The Future For Dividend Income in 2022
Updated: May 15
2020 has been a challenging year for investors and investment markets and in particular dividend income. In the case of equity investments, market prices are only part of the story as company dividends can provide valuable additional growth or a source for income.
2020 – A challenging year for Dividend Income
In April, we highlighted that the short-term outlook for company dividends was looking bleak as many companies across a range of different sectors announced that they would cancel, suspend or cut dividends as a result of the unknown financial impact of coronavirus. In September, we reported that the bleak outlook had become a reality.
Companies will usually make regular dividends to shareholders, generally on a quarterly basis, but special dividends may be paid if the business has surplus cash.
However, although there continue to be concerns over the coronavirus during the winter months which is likely to mean ongoing restrictions on social interaction in this period, we have seen more positive signs of late for the UK and global economy.
Furthermore, the development of a number of vaccines to tackle the coronavirus means that there is optimism for a sustainable economic recovery in 2021- 2.
Reflecting on 2020's dividend income
• In the third quarter of 2020, (July to September), total (regular and special) dividend payments from UK companies were 49.1% lower than in the corresponding quarter in 2019. • Two thirds of UK companies either cut or cancelled their dividends in this quarter. • One-off special dividends fell by 90% from the third quarter of 2019. • Across 2020 as a whole, the fall in total dividends will be around 45%, according to an estimate from Link Asset Services, who are one of the UK’s largest share registrars.
If you hold UK equity funds – particularly UK equity income funds – managed funds that invest in the UK or own shares directly, you will probably have felt the impact of such unprecedented dividend cuts. As the graph shows, the fall in payouts has been much greater this year than in the wake of the 2008 global financial crisis.

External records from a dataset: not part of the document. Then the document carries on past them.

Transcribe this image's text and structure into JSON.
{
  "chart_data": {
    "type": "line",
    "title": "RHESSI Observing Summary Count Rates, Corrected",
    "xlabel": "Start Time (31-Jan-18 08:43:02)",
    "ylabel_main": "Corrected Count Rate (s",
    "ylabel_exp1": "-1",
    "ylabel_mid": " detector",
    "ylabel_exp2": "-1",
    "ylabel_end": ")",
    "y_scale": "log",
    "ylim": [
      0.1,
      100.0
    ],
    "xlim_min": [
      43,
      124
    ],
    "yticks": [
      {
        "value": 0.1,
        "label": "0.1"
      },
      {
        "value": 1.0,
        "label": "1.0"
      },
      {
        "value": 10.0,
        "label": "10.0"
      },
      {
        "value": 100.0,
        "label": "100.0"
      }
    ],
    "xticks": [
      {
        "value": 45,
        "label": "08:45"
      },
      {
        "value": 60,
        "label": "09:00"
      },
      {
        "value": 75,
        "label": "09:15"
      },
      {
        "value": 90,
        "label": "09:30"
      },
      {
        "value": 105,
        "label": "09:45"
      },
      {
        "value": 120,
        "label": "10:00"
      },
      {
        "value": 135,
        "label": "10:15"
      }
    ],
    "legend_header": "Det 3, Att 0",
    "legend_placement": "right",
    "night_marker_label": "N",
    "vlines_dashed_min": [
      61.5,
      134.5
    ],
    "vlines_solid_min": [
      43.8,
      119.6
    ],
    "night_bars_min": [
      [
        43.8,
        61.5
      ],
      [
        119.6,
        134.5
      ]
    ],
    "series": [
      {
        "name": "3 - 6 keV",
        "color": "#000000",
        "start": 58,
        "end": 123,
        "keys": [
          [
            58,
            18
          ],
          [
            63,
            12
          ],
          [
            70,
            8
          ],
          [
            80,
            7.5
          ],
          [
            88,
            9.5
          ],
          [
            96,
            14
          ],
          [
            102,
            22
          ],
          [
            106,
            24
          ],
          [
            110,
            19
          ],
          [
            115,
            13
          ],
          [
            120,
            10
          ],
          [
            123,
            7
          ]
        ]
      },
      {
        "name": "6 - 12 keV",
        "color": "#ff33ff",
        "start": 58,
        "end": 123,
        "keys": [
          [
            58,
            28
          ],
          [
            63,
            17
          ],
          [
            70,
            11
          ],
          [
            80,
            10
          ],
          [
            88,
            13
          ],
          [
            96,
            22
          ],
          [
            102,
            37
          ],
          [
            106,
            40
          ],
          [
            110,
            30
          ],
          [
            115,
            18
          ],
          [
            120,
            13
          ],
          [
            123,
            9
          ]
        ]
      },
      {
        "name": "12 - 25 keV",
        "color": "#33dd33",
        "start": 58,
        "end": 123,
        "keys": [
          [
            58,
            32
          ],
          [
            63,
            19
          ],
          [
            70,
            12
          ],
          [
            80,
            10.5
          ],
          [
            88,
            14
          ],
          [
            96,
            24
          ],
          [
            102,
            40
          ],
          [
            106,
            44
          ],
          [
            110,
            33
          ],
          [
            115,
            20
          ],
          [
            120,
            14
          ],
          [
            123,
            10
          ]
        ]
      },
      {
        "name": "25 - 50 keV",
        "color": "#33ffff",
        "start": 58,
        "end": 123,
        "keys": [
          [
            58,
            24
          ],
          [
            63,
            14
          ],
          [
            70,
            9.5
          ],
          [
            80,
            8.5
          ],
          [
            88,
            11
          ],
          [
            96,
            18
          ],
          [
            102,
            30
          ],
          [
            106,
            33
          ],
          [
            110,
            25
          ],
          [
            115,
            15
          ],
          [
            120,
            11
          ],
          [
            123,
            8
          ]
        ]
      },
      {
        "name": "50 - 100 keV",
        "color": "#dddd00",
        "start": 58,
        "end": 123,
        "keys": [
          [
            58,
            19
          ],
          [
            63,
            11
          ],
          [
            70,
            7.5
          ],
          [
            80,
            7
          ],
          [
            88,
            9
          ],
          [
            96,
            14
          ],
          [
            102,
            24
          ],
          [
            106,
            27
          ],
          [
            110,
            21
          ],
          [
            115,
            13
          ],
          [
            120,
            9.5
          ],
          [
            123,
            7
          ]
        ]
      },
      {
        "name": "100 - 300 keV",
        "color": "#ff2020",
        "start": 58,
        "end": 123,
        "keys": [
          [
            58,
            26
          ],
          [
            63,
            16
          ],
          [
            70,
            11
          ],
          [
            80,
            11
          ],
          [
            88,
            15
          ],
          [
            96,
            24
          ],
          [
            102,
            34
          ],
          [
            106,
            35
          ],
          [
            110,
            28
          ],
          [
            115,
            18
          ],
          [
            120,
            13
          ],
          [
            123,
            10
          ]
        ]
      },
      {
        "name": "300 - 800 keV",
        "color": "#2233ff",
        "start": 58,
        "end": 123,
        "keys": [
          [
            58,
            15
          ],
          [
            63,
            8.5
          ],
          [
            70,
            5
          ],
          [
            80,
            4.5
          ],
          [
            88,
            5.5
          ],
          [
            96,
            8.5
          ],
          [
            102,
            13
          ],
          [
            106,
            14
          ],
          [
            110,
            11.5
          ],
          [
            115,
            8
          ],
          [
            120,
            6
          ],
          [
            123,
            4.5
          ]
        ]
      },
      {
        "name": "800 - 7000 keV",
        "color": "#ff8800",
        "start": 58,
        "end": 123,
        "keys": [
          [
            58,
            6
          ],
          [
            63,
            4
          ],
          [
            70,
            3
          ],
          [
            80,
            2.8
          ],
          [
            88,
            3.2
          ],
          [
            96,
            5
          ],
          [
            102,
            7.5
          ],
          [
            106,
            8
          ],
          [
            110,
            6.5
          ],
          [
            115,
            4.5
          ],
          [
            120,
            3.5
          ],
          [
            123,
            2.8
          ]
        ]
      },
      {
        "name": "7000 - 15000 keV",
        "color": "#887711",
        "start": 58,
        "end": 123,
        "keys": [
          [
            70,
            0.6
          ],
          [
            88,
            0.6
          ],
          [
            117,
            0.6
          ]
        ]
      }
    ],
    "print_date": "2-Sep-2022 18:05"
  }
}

However, there are some positive signs for future dividend income:
• The fall in the third quarter at 49.1% was less than the fall in the second quarter, when the overall drop was 57.2%. • Similarly, the proportion of companies cutting or cancelling dividends reduced in Q3, from 75% in Q2. • Special dividends were unusually high in the third quarter of 2019 – nearly quadruple the amount of Q3 2018 – which distorts the latest comparison.

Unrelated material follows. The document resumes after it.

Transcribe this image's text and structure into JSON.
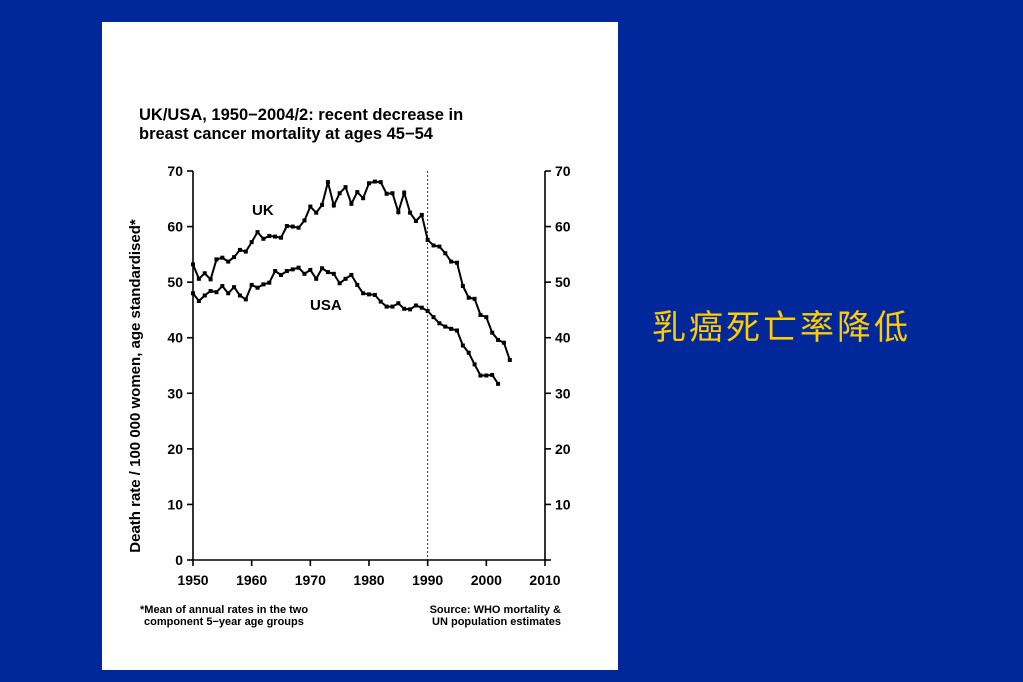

The pandemic has given the opportunity for companies that needed or wanted to cut or cull their dividends to do so. Some companies, such as BP and Royal Dutch Shell, have taken the opportunity to ‘rebase’ their dividends, setting lower level expectations for future payments.
A growing number of companies that suspended dividends have already resumed payments or promised to do so.

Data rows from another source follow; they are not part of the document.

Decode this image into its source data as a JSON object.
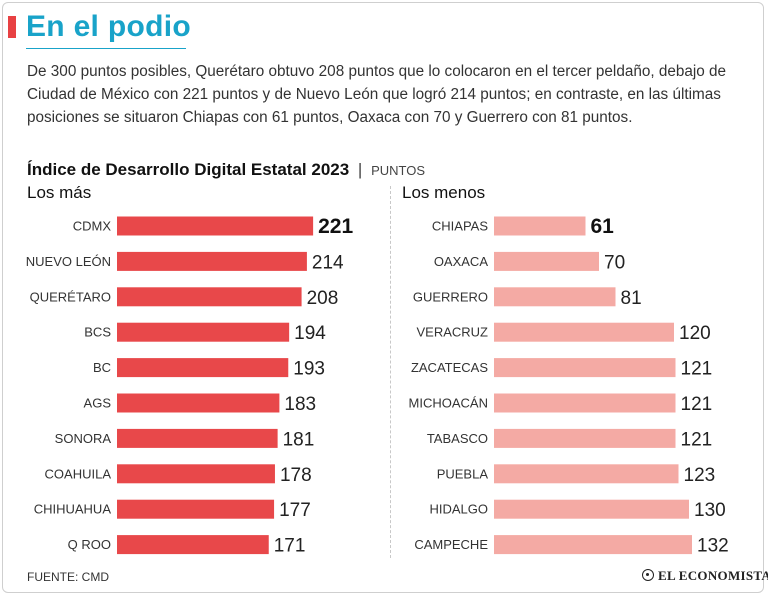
{
  "headline": "En el podio",
  "intro": "De 300 puntos posibles, Querétaro obtuvo 208 puntos que lo colocaron en el tercer peldaño, debajo de Ciudad de México con 221 puntos y de Nuevo León que logró 214 puntos; en contraste, en las últimas posiciones se situaron Chiapas con 61 puntos, Oaxaca con 70 y Guerrero con 81 puntos.",
  "chart_title": "Índice de Desarrollo Digital Estatal 2023",
  "chart_separator": "|",
  "chart_unit": "PUNTOS",
  "source": "FUENTE: CMD",
  "logo_text": "EL ECONOMISTA",
  "colors": {
    "accent_red": "#e84143",
    "title_blue": "#19a3c9",
    "top_bar": "#e8484a",
    "bottom_bar": "#f4aaa4"
  },
  "chart_data": [
    {
      "type": "bar",
      "orientation": "horizontal",
      "title": "Los más",
      "categories": [
        "CDMX",
        "NUEVO LEÓN",
        "QUERÉTARO",
        "BCS",
        "BC",
        "AGS",
        "SONORA",
        "COAHUILA",
        "CHIHUAHUA",
        "Q ROO"
      ],
      "values": [
        221,
        214,
        208,
        194,
        193,
        183,
        181,
        178,
        177,
        171
      ],
      "color": "#e8484a",
      "xlim": [
        0,
        300
      ],
      "grid": false
    },
    {
      "type": "bar",
      "orientation": "horizontal",
      "title": "Los menos",
      "categories": [
        "CHIAPAS",
        "OAXACA",
        "GUERRERO",
        "VERACRUZ",
        "ZACATECAS",
        "MICHOACÁN",
        "TABASCO",
        "PUEBLA",
        "HIDALGO",
        "CAMPECHE"
      ],
      "values": [
        61,
        70,
        81,
        120,
        121,
        121,
        121,
        123,
        130,
        132
      ],
      "color": "#f4aaa4",
      "xlim": [
        0,
        300
      ],
      "grid": false
    }
  ]
}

Banks were told by the Bank of England in March to stop payouts, just before their final dividends for 2019 became payable. According to Link, almost 40% of the fall in Q3 regular dividends was accounted for by the banks’ dividend curfew.
As the Bank of England has relaxed the coronavirus curbs, allowing the banks to take a cautious and prudent approach to restart paying dividends in 2021, there could be a significant jump in regular dividends across the year.
Link estimates that UK regular dividends could increase in 2021 - 2022 by between 6% in its worst-case scenario, and 15% in the best case. If you are looking for income in a world of near-zero interest rates, both projections are attractive.